I think Trump directed his speechwriters to tonally-and-textually mirror his bomb-the-crap-out-of-Iran address to the nation after Obama’s announcement that the United States had found and killed Osama bin Laden.
Here’s a small textual mirror as an example. Here’s Obama:
Good evening. Tonight, I can report to the American people and to the world that the United States has conducted an operation that killed Osama bin Laden, the leader of al-Qaeda, and a terrorist who’s responsible for the murder of thousands of innocent men, women, and children.
It was nearly 10 years ago that a bright September day was darkened by the worst attack on the American people in our history…
And Trump a few days ago, standing in the exact same spot in the White House as where Obama spoke (but rather than striding out alone Trump brought his posse):
A short time ago, the U.S. military carried out massive, precision strikes on the three key nuclear facilities in the Iranian regime. Fordo, Natanz and Esfahan. Everybody heard those names for years as they built this horribly destructive enterprise.
Our objective was the destruction of Iran’s nuclear enrichment capacity and a stop to the nuclear threat posed by the world’s number one state sponsor of terror.

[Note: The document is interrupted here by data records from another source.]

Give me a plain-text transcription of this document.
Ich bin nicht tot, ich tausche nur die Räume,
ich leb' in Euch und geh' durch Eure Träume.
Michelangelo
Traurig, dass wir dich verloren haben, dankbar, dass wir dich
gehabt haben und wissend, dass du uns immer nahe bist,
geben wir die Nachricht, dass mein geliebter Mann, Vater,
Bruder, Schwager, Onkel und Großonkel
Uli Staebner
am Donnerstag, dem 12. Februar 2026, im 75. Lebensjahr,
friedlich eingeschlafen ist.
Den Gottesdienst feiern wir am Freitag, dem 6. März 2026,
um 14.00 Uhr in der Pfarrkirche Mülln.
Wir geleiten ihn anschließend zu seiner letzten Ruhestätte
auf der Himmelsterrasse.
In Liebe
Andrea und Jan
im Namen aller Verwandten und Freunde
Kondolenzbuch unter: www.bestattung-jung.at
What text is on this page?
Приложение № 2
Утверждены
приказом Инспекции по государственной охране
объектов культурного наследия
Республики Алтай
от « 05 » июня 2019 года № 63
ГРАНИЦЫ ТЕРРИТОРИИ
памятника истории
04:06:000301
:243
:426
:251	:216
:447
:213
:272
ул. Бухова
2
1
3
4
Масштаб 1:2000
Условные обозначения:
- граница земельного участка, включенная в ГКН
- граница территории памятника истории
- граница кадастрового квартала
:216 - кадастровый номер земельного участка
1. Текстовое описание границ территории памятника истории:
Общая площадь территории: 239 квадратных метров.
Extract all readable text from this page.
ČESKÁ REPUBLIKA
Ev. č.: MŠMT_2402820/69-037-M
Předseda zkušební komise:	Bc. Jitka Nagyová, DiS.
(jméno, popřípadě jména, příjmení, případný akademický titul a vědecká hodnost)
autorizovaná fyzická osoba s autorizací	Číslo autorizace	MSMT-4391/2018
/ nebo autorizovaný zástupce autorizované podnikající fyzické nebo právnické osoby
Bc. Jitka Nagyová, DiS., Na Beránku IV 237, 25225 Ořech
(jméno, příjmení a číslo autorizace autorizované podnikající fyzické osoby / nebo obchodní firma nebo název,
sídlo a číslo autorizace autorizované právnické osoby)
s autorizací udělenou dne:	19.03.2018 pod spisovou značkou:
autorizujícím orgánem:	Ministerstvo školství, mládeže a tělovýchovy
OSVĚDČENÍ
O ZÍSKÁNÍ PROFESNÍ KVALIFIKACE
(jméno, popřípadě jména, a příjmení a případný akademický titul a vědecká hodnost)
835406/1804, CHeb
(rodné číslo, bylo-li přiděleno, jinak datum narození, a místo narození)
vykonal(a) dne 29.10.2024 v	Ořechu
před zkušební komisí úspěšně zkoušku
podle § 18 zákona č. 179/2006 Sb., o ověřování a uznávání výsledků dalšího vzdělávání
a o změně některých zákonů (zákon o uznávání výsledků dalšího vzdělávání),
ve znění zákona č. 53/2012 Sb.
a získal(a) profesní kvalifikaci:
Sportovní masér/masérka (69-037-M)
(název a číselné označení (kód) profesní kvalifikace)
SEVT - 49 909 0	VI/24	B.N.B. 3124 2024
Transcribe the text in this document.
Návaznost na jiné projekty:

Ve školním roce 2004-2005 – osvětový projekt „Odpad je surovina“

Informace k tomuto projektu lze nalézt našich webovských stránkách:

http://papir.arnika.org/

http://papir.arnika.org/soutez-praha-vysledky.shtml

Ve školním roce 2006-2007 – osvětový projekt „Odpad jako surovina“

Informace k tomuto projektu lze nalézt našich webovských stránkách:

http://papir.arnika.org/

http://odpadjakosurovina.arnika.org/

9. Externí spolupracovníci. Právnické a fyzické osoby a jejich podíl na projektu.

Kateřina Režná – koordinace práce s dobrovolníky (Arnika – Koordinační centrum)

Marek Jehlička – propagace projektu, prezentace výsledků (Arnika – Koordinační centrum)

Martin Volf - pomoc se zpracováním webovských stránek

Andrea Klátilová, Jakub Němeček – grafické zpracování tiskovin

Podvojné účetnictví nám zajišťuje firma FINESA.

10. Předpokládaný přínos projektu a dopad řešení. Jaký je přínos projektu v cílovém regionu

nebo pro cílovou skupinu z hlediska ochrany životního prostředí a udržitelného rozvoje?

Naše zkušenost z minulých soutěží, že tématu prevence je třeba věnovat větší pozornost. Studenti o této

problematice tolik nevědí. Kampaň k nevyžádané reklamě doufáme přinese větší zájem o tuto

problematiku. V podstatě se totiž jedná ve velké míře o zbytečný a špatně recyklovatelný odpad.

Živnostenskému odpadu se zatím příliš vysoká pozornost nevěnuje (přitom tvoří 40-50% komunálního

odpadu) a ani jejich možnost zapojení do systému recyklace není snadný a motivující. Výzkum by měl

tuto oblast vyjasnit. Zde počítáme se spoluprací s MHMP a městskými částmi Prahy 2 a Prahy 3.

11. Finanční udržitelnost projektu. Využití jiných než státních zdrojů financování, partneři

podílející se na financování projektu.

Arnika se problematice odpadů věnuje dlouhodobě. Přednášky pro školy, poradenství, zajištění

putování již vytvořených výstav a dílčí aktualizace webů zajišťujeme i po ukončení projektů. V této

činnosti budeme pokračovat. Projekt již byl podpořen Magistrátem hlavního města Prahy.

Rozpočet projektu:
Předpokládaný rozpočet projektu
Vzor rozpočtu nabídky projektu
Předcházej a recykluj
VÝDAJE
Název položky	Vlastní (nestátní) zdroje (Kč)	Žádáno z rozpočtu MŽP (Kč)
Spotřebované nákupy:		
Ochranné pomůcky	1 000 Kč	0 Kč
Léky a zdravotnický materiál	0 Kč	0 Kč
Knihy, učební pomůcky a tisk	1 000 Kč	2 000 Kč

Tonight, I can report to the world that the strikes were a spectacular military success. Iran’s key nuclear enrichment facilities have been completely and totally obliterated…
Even when Trump doesn’t imitate he nevertheless tries to rhyme. And add colorful adjectives to try to make himself appear bigger, mightier, and smarter than whoever he’s competing with. Which in this case doesn’t work even as a military comparison because Osama bin Laden is very dead and it appears from press reporting that Trump’s strikes maybe only rearranged some Iranian crockery.
Trump either mistakes a win in a fight for victory in a conflict or he hopes the appearance of victory in one will disguise the loss of the other long enough to trick the Nobel Committee. He wants to trick the Nobel Committee and the world into affording him greater stature than Obama.
He will fail because Norwegians can’t be tricked by a false frost much less this guy’s song and dance. And because you cannot bronze a legacy of ashes or mold them into an idol of gold.
No, I’m not saying Trump ordered the strikes on Iran because he’s jealous of Obama. I am saying that Trump probably additionally saw it as an opportunity to try to outdo Obama on several levels at once and cement himself a greater and higher place in history as the bigger man.
Which reminds me of my Looney Tunes rule (adapted from Jeff Greenfield’s): Whoever keeps their wits and their cool will beat the flailing, screaming mess. Daffy Duck never beats Bugs Bunny and Elmer Fudd can’t militarily overpower The Wabbit. And Obama probably loves carrots because Obama is Obama.
Strongmen, when they become insecure, demonstrate strength out of their misbegotten belief that their cruelty will rally the support of the cruel and intimidate their political enemies into submission. Strongmen think the right people will like the crackdown and the wrong people won’t. So expect more glorious crackdowns and flailing demonstrations of ‘strength’ if/as Trump decides the Iranian strikes or his peace deal failed. (Iran has started theirs.)
And that’s your forecast from me this week.
Nope, wait, I’ve got another.
Strongmen never understand that crackdowns and great demonstrations of their strength alienate more than they intimidate.
I know you’re alienated.
And after the No Kings protests and resistance to ICE and failed military parades these past few weeks, I think Americans have begun demonstrating their own strength.
I don’t think you can be intimidated any more.
They can maybe kill us, but they probably won't eat us. As long as we keep standing back up, they can never defeat us.